The English twin sisters Mary and Eliza Chulkhurst, who were conjoined at the back (pygopagus), lived from 1100 to 1134 (or 1500 to 1534) and were perhaps the best-known early historical example of conjoined twins. Other early conjoined twins to attain notice were the "Scottish brothers", allegedly of the dicephalus type, essentially two heads sharing the same body (1460–1488, although the dates vary); the pygopagus Helen and Judith of Szőny, Hungary (1701–1723), who enjoyed a brief career in music before being sent to live in a convent; and Rita and Cristina of Parodi of Sardinia, born in 1829. Rita and Cristina were dicephalus tetrabrachius (one body with four arms) twins and although they died at only eight months of age, they gained much attention as a curiosity when their parents exhibited them in Paris.

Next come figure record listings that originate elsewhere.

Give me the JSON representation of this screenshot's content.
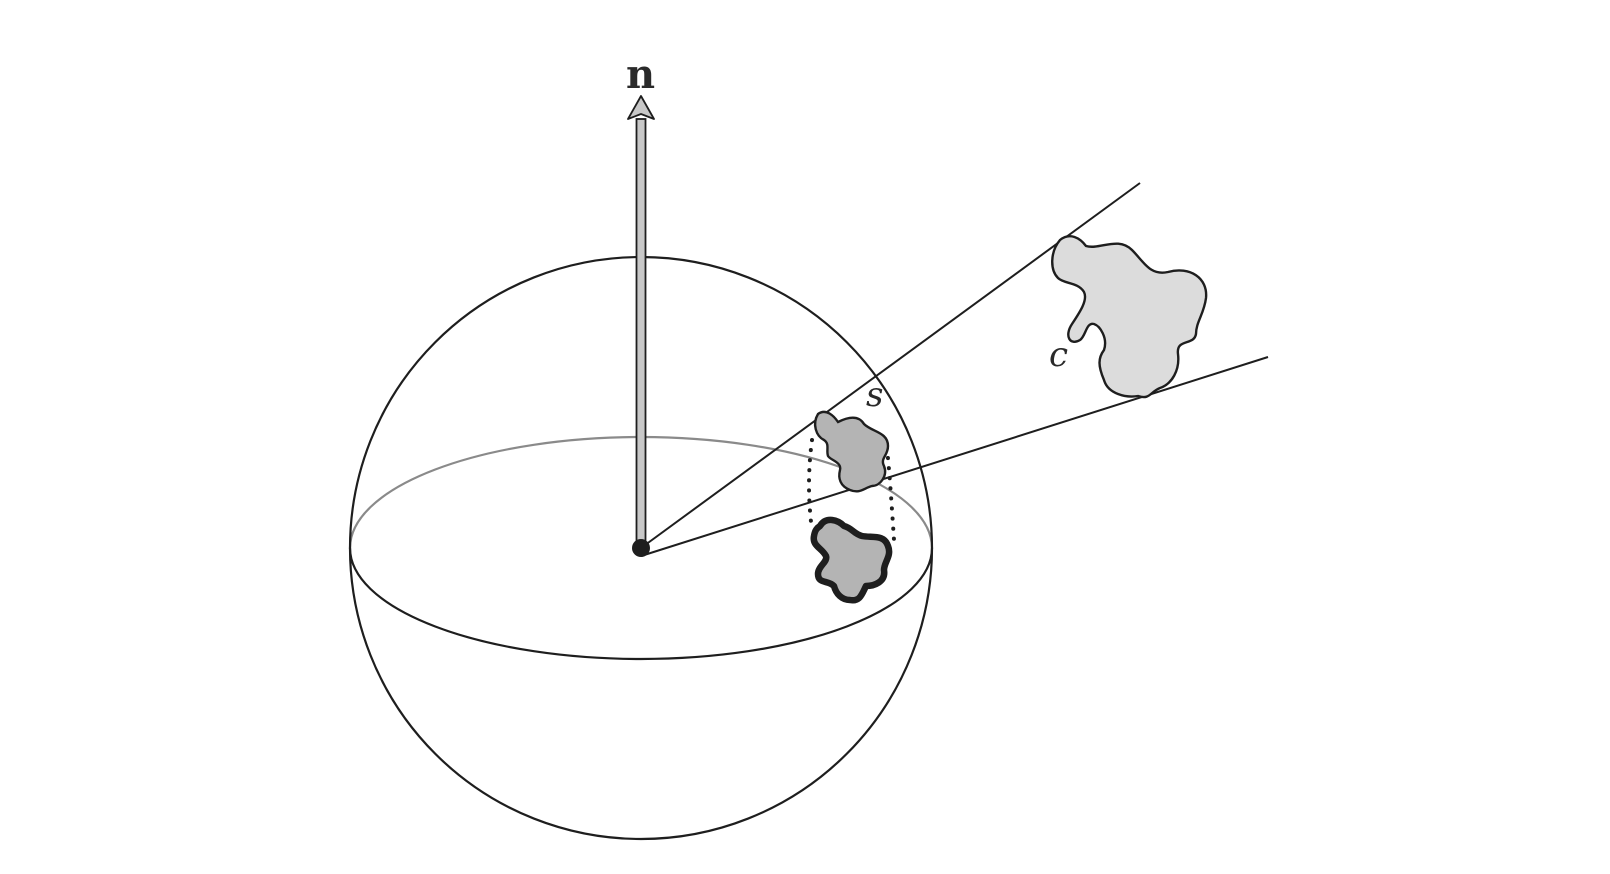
{
  "labels": {
    "normal": "n",
    "projected_patch": "s",
    "object": "c"
  },
  "colors": {
    "line": "#1e1e1e",
    "equator_back": "#8a8a8a",
    "shape_light": "#dcdcdc",
    "shape_mid": "#b4b4b4",
    "arrow_shaft": "#c8c8c8"
  }
}
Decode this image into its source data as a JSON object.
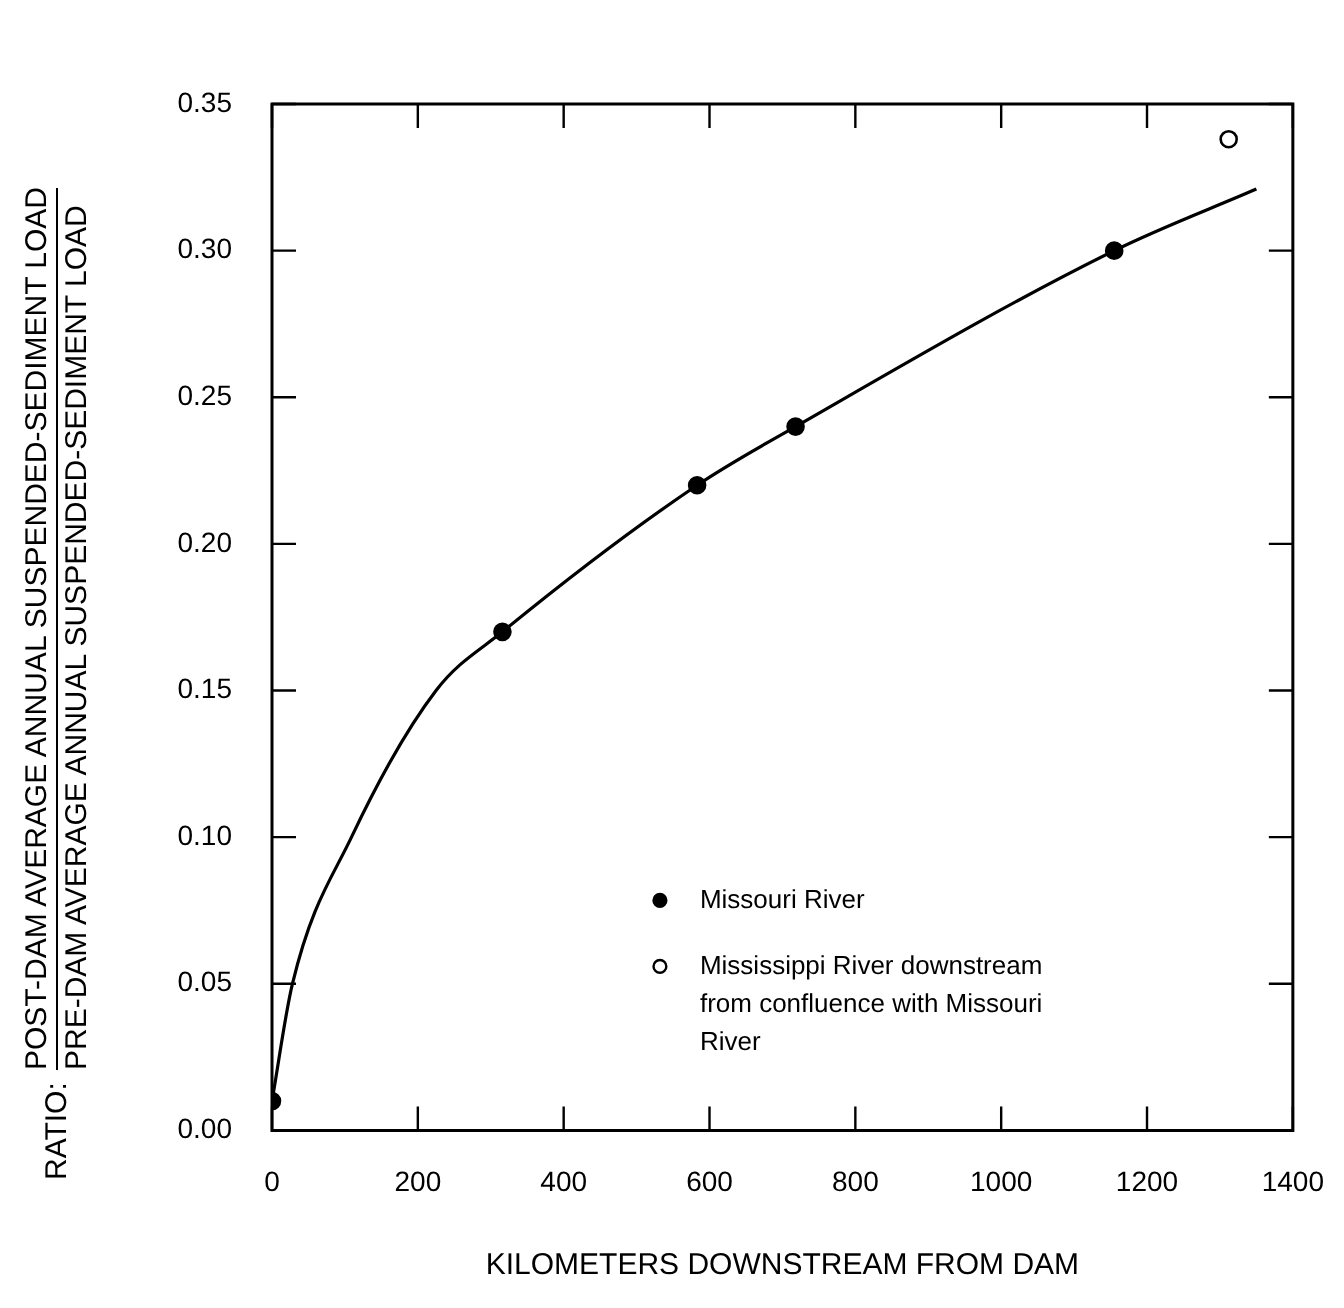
{
  "chart_data": {
    "type": "scatter",
    "xlabel": "KILOMETERS DOWNSTREAM FROM DAM",
    "ylabel": "RATIO: POST-DAM AVERAGE ANNUAL SUSPENDED-SEDIMENT LOAD PRE-DAM AVERAGE ANNUAL SUSPENDED-SEDIMENT LOAD",
    "xlim": [
      0,
      1400
    ],
    "xticks": [
      0,
      200,
      400,
      600,
      800,
      1000,
      1200,
      1400
    ],
    "ylim": [
      0,
      0.35
    ],
    "yticks": [
      {
        "value": 0,
        "label": "0.00"
      },
      {
        "value": 0.05,
        "label": "0.05"
      },
      {
        "value": 0.1,
        "label": "0.10"
      },
      {
        "value": 0.15,
        "label": "0.15"
      },
      {
        "value": 0.2,
        "label": "0.20"
      },
      {
        "value": 0.25,
        "label": "0.25"
      },
      {
        "value": 0.3,
        "label": "0.30"
      },
      {
        "value": 0.35,
        "label": "0.35"
      }
    ],
    "grid": false,
    "legend": "bottom right",
    "marker": "circle",
    "series": [
      {
        "type": "line",
        "color": "#000000",
        "marker": "none",
        "x": [
          0,
          28,
          109,
          225,
          316,
          583,
          718,
          1155,
          1350
        ],
        "values": [
          0.01,
          0.05,
          0.1,
          0.15,
          0.17,
          0.22,
          0.24,
          0.3,
          0.321
        ]
      },
      {
        "name": "Missouri River",
        "color": "#000000",
        "x": [
          0,
          316,
          583,
          718,
          1155
        ],
        "values": [
          0.01,
          0.17,
          0.22,
          0.24,
          0.3
        ]
      },
      {
        "name": "Mississippi River downstream from confluence with Missouri River",
        "color": "#ffffff",
        "x": [
          1312
        ],
        "values": [
          0.338
        ]
      }
    ]
  }
}
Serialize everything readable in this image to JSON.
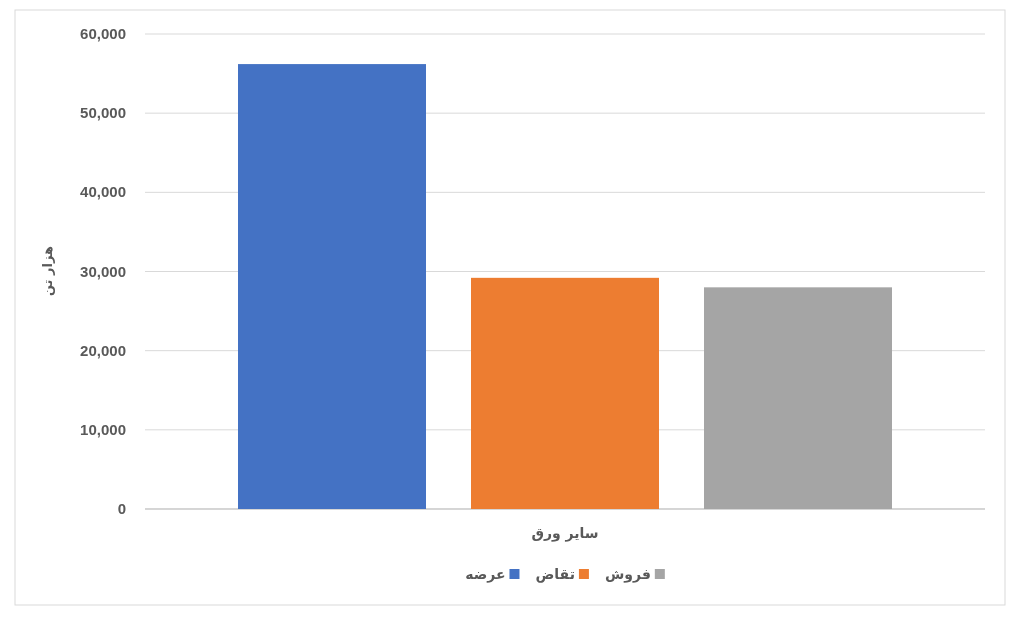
{
  "chart_data": {
    "type": "bar",
    "ylabel": "هزار تن",
    "categories": [
      "سایر ورق"
    ],
    "series": [
      {
        "name": "عرضه",
        "color": "#4472c4",
        "values": [
          56200
        ]
      },
      {
        "name": "تقاض",
        "color": "#ed7d31",
        "values": [
          29200
        ]
      },
      {
        "name": "فروش",
        "color": "#a5a5a5",
        "values": [
          28000
        ]
      }
    ],
    "ylim": [
      0,
      60000
    ],
    "yticks": [
      {
        "value": 0,
        "label": "0"
      },
      {
        "value": 10000,
        "label": "10,000"
      },
      {
        "value": 20000,
        "label": "20,000"
      },
      {
        "value": 30000,
        "label": "30,000"
      },
      {
        "value": 40000,
        "label": "40,000"
      },
      {
        "value": 50000,
        "label": "50,000"
      },
      {
        "value": 60000,
        "label": "60,000"
      }
    ],
    "grid": "y",
    "legend": "bottom"
  }
}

Several sets of conjoined twins lived during the nineteenth century and made careers for themselves in the performing arts, though none achieved quite the same level of fame and fortune as Chang and Eng. Most notably, Millie and Christine McCoy (or McKoy), pygopagus twins, were born into slavery in North Carolina in 1851. They were sold to a showman, J.P. Smith, at birth, but were soon kidnapped by a rival showman. The kidnapper fled to England but was thwarted because England had already banned slavery. Smith traveled to England to collect the girls and brought with him their mother, Monimia, from whom they had been separated. He and his wife provided the twins with an education and taught them to speak five languages, play music, and sing. For the rest of the century the twins enjoyed a successful career as "The Two-Headed Nightingale" and appeared with the Barnum Circus. In 1912 they died of tuberculosis, 17 hours apart.
Giovanni and Giacomo Tocci, from Locana, Italy, were immortalized in Mark Twain's short story "Those Extraordinary Twins" as fictitious twins Angelo and Luigi. The Toccis, born in 1877, were dicephalus tetrabrachius twins, having one body with two legs, two heads, and four arms. From birth they were forced by their parents to perform and never learned to walk, as each twin controlled one leg (in modern times physical therapy allows twins like the Toccis to learn to walk on their own). They are said to have disliked show business. In 1886, after touring the United States, the twins returned to Europe with their family, where they fell very ill. They are believed to have died around this time, though some sources claim they survived until 1940, living in seclusion in Italy.